改善コンディショニングは、以前お伝えした足指グーパー体操や足裏ほぐしが効果的です。
足指グーパー体操(第11回より)
足裏ほぐし(第11回より)
次に足首から先の部分をチェックしてみましょう。 足部の役割は、車の部品に例えるとタイヤにあたります。そのタイヤに空気がしっかりと入っていなかったり、向きや角度が正しくついていなかったりすると正しく走ることが難しくなります。
メニュー②:足部のアーチのチェック
足のアーチには、
・内側アーチ(踵から親指にかけて)
・外側アーチ(踵から小指にかけて)
・横アーチ(中足部)
の3つのアーチがあります。
この3つのアーチでバランスの良い3角錐が出来ていることが大切です。
このアーチをしなやかに使うことでクッションの役割を担うことが出来ています。バランスよく瞬発的に大きな力を出すなど強さの必要な時は鋭く機能し、着地など柔らかさが必要なときは柔らかく使い、ハードな動きの連続に対してもたくましく粘り強く機能しています。
偏平足はタイヤの空気が入っていないのと同じで、ハイアーチは空気の入りすぎと同じです。着地時の衝撃がそのまま足部にかかったり、脚から伝わるパワーをしっかり地面に伝えられないということが起こってきます。
アーチのコントロールには足指の働きが不可欠です。足首の柔軟性と同じように足指グーパーや足裏ほぐしなど、前回ご紹介した足部の改善メニューを行いましょう。
メニュー③:アキレス腱の方向のチェック
気をつけをして後ろから踵の着き方をみます。地面に対して踵の骨が外反(外に向いている)であれば回内足の可能性があります。その逆であれば回外足です。
内に体重が乗りやすい回内足は、偏平足になりやすく足部の問題ばかりではなく、全体的に関節が緩みやすく問題がおこりやすくなります。
外に体重が乗りやすい回外足は、ハイアーチになりやすく、重心が外側に移動し、外側への動きに不安定性が生まれやすくなります。また、O脚になりやすく、身体全体のバランスに影響を与えます。
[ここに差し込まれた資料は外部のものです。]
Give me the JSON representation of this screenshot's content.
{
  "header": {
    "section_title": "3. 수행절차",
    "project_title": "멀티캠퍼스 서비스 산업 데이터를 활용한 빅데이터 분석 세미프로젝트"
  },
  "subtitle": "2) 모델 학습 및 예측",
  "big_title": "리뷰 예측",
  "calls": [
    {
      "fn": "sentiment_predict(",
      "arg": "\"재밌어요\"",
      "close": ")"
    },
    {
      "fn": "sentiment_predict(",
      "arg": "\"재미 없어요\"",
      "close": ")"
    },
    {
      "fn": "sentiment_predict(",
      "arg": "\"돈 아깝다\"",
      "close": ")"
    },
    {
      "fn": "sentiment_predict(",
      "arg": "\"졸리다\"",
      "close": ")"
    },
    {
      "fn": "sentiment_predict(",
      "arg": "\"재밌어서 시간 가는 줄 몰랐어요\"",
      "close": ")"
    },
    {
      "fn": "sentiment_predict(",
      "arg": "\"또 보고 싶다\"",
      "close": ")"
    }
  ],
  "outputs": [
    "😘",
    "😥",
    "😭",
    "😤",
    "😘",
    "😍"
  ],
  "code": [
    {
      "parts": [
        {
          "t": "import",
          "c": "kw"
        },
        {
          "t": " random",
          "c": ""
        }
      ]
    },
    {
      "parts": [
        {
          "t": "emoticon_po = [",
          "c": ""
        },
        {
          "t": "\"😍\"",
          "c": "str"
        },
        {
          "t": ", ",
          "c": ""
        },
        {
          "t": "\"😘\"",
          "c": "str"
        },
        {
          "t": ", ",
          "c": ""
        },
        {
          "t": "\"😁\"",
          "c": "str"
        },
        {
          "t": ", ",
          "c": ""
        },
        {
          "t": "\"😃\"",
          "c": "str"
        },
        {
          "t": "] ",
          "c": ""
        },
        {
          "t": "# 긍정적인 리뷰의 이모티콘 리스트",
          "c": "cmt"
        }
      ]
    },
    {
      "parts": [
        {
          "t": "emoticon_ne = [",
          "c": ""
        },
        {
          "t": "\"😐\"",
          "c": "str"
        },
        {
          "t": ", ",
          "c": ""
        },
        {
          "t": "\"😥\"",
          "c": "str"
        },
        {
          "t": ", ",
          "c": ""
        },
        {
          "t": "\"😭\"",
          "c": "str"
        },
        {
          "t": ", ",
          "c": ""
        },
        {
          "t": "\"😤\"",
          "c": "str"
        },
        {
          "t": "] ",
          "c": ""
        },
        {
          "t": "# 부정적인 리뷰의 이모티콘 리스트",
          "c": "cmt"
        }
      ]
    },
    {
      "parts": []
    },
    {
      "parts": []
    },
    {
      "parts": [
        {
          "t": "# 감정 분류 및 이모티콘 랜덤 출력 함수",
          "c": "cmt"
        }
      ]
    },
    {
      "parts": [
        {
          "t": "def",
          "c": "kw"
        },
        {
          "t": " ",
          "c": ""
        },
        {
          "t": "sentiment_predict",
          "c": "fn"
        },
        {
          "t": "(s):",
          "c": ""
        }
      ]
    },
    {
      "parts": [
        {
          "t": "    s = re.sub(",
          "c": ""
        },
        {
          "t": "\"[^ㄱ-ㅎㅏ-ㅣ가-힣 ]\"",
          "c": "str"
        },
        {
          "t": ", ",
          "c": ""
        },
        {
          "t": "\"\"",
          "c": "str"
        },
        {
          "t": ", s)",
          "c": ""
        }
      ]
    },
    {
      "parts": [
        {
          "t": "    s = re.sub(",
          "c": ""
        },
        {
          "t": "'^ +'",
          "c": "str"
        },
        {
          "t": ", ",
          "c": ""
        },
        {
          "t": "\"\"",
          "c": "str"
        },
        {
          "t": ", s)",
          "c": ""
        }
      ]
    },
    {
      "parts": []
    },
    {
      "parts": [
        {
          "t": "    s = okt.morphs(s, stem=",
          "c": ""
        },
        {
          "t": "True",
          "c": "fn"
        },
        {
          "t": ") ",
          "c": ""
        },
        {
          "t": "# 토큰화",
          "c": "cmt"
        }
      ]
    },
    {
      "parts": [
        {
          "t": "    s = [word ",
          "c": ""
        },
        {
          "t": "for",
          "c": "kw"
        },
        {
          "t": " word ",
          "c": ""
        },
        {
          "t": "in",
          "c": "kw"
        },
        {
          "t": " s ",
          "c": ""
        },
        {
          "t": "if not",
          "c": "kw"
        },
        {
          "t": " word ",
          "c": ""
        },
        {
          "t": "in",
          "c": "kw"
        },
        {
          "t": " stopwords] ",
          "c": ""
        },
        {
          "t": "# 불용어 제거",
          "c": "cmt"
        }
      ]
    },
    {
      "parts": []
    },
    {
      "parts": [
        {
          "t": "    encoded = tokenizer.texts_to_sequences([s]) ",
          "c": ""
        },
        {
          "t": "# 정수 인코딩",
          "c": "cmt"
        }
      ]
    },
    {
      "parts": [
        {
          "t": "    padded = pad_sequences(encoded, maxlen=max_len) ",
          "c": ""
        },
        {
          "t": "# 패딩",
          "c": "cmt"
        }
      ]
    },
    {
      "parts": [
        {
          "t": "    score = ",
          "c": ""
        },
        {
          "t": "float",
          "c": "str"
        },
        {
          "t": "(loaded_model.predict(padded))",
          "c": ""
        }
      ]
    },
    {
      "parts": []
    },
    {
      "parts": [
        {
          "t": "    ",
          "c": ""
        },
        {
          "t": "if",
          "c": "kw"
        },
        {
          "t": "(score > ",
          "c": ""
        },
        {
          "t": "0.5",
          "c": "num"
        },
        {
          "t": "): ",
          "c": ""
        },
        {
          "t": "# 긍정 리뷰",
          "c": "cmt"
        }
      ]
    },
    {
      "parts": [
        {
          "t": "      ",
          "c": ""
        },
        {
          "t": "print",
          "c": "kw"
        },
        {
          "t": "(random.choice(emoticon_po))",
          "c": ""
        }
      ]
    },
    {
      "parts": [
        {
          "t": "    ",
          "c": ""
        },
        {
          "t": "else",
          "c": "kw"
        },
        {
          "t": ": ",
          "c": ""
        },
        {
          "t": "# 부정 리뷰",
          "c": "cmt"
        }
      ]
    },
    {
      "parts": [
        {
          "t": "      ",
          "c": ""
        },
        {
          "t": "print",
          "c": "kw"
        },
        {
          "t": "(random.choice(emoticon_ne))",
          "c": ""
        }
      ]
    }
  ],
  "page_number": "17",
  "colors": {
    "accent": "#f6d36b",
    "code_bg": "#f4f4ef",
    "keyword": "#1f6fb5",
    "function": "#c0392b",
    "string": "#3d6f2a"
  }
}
メニュー④:コンディショニングメニュー①(カーフレイズ~足指立ち)
改善メニューとしては、つま先立ちが有効です。
気をつけの姿勢から、つま先だけで立ちます。
ただし、外反母趾など問題のある方は無理をしないで下さい。
左右20回を目安に行いましょう。
余裕がある人は指立ち(親指)までやってみましょう。
テニスボールを挟んでやってみるのもおすすめです。
座ってつま先はまっすぐ伸ばせるけれど、足指立ちが出来ない方はふくらはぎの筋肉など、足首伸ばしに関わっている筋力が弱いと言えます。カーフレイズやふくらはぎの筋肉などを鍛えるトレーニングで強化していきましょう。
まっすぐあげていくとひずみが出やすくなりますので、正しい動作で繰り返し行って、正確に出来るようになりましょう。
まず足指のグーパー体操や足裏ほぐし、そして足指立ち、カーフレイズなどで足のアライメントをコントロールできる能力を身につけ、健康に過ごしましょう。